When Dinosaurs Die: A Guide to Understanding Death, written and illustrated by Laurie Krasny Brown and Marc Brown
Death, and the difficult emotions attached to it, is a hard subject to broach. However, it is essential that children have some understanding of death and what it might mean so that they are able to process the emotions healthily in real-life scenarios. When Dinosaurs Die: A Guide to Understanding Death, does an impressive job of addressing this heart-wrenching topic. When faced with a death in the family, the dinosaur family comes together to grieve. The Browns are careful to leave room for individual interpretations and feelings in their story, with no prescribed reactions. This book teaches children that “there is no right or wrong way to feel” and prompts young readers to ask their parents questions about the daunting subject.
The Bear Who Stared by Duncan Beedie
Shortlisted for the Waterstones Children’s Book Prize in 2017, Duncan Beedie’s picture book educates children about social anxiety and feeling too shy to interact with others. As many children struggle with shyness, books like this one are vital to encourage children to come out of their shell and make friends.
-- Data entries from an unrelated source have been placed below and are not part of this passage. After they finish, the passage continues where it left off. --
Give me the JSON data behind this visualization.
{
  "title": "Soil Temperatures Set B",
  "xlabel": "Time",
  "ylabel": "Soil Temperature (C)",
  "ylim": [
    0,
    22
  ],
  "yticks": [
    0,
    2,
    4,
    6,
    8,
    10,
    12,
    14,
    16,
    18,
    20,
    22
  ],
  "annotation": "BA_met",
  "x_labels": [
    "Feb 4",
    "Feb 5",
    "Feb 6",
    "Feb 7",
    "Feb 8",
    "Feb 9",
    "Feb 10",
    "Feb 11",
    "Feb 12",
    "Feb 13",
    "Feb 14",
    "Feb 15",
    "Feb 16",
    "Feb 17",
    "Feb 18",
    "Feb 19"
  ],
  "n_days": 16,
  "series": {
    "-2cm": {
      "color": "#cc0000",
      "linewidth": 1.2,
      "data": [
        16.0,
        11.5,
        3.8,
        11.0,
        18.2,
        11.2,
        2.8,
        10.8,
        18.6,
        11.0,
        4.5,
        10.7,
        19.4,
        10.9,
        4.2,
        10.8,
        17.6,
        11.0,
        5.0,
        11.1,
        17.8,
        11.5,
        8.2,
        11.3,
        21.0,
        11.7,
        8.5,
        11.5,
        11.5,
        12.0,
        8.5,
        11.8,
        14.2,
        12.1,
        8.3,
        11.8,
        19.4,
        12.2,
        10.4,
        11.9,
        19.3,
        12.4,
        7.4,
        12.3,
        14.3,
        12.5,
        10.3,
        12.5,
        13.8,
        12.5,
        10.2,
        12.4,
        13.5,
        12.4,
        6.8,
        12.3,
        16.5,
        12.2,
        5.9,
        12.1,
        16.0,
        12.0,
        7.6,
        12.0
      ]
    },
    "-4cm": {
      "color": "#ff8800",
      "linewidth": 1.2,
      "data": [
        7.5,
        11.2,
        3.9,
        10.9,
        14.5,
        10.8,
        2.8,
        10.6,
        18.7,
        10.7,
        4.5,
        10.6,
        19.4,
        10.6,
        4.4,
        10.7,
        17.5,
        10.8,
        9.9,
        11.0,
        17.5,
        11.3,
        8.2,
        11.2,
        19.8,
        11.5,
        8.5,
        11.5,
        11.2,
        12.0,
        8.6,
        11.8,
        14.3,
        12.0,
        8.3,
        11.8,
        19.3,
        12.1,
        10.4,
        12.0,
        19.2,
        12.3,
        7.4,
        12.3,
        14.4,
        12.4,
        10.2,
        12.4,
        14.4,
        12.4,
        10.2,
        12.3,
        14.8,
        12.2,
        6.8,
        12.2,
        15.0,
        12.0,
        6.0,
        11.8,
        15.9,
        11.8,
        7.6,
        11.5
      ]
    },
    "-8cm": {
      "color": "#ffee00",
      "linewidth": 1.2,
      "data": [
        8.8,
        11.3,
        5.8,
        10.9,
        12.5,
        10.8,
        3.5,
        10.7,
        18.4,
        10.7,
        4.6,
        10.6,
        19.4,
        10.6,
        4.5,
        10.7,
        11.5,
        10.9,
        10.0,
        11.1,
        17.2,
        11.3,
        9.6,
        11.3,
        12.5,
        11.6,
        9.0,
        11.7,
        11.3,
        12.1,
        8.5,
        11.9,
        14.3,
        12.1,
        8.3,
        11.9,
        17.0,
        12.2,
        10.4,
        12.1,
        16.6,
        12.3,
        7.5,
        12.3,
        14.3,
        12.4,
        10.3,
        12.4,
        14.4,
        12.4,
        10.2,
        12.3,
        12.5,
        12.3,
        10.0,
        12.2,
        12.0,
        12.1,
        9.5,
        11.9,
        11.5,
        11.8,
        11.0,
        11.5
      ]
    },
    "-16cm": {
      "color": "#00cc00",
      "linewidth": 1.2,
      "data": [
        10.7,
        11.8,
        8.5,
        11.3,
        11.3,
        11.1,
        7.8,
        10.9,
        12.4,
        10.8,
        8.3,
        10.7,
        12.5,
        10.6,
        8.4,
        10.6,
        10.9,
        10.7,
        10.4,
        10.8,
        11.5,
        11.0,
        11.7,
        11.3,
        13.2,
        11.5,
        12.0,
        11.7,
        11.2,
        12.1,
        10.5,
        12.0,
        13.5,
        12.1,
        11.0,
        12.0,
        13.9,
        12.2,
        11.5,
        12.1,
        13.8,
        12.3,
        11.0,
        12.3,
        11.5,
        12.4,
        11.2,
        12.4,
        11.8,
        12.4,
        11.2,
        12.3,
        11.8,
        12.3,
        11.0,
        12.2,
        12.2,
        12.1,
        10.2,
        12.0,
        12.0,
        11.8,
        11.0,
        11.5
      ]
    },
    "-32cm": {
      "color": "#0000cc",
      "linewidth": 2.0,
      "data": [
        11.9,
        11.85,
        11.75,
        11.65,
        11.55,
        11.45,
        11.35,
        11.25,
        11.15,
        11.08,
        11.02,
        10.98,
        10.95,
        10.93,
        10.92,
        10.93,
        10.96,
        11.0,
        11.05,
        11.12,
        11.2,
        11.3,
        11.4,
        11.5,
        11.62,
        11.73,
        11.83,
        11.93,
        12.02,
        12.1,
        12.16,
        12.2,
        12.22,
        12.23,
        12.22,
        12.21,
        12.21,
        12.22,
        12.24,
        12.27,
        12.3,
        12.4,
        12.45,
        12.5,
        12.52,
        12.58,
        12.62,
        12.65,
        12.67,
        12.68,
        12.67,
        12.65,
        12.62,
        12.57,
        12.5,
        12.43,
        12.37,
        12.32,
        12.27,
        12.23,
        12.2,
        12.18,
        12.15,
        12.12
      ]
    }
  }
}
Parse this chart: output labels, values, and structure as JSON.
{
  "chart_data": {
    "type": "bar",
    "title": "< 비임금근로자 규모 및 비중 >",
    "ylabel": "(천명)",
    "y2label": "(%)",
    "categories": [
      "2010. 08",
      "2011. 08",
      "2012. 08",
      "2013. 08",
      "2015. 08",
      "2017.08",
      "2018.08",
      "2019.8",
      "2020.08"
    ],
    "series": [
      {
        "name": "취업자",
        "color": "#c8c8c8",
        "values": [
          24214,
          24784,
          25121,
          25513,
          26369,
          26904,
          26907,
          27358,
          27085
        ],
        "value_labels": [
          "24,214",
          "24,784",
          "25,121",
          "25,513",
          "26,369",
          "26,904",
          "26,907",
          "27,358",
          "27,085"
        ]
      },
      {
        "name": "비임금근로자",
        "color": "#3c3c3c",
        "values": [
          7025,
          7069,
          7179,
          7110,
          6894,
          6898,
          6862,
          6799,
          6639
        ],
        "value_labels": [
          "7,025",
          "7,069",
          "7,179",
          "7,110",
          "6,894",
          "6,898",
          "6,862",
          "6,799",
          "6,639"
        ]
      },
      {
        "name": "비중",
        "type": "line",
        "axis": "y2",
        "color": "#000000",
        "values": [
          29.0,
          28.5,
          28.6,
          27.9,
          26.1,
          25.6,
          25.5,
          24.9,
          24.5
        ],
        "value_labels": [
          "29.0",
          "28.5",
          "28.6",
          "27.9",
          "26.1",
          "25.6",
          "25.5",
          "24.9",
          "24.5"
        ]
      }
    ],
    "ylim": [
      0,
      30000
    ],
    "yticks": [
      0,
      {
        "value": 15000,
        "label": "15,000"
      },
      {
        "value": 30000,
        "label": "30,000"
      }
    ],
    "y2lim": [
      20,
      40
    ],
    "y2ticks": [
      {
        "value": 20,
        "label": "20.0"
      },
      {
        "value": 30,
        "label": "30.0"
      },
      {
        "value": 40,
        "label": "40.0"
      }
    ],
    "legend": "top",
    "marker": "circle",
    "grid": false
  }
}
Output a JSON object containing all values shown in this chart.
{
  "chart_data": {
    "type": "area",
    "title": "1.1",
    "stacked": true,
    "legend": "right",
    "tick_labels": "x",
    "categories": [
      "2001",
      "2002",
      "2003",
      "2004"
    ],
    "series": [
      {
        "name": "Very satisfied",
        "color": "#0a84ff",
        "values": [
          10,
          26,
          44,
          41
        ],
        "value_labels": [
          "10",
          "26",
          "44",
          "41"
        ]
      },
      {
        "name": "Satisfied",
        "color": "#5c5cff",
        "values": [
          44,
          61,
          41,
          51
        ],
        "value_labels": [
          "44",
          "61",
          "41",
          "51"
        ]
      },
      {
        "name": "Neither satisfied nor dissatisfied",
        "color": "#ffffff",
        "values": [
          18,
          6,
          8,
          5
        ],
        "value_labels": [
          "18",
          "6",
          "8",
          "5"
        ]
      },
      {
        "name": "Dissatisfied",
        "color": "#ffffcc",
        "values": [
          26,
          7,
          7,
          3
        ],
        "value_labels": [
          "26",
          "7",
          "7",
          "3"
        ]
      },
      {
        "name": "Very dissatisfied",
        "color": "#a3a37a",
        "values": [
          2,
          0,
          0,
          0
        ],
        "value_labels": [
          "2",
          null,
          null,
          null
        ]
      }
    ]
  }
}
The story revolves around a bear named Bear who likes to stare. Although he isn’t trying to be rude, this staring sometimes gets him in trouble. After struggling to make friends due to his shyness, a friendly frog comes along teaches Bear that a smile can go a long way. Thanks to the helpful frog, and a smile or two, Bear begins to make friends.
All of these stories do a great service to young children. Childhood can be a difficult time and pretending everything okay isn’t enough to help children’s healthy emotional development. By teaching children that it’s okay to feel all kinds of ways, these stories offer a narrative in which children won’t feel as isolated and worried about what’s going on in their heads.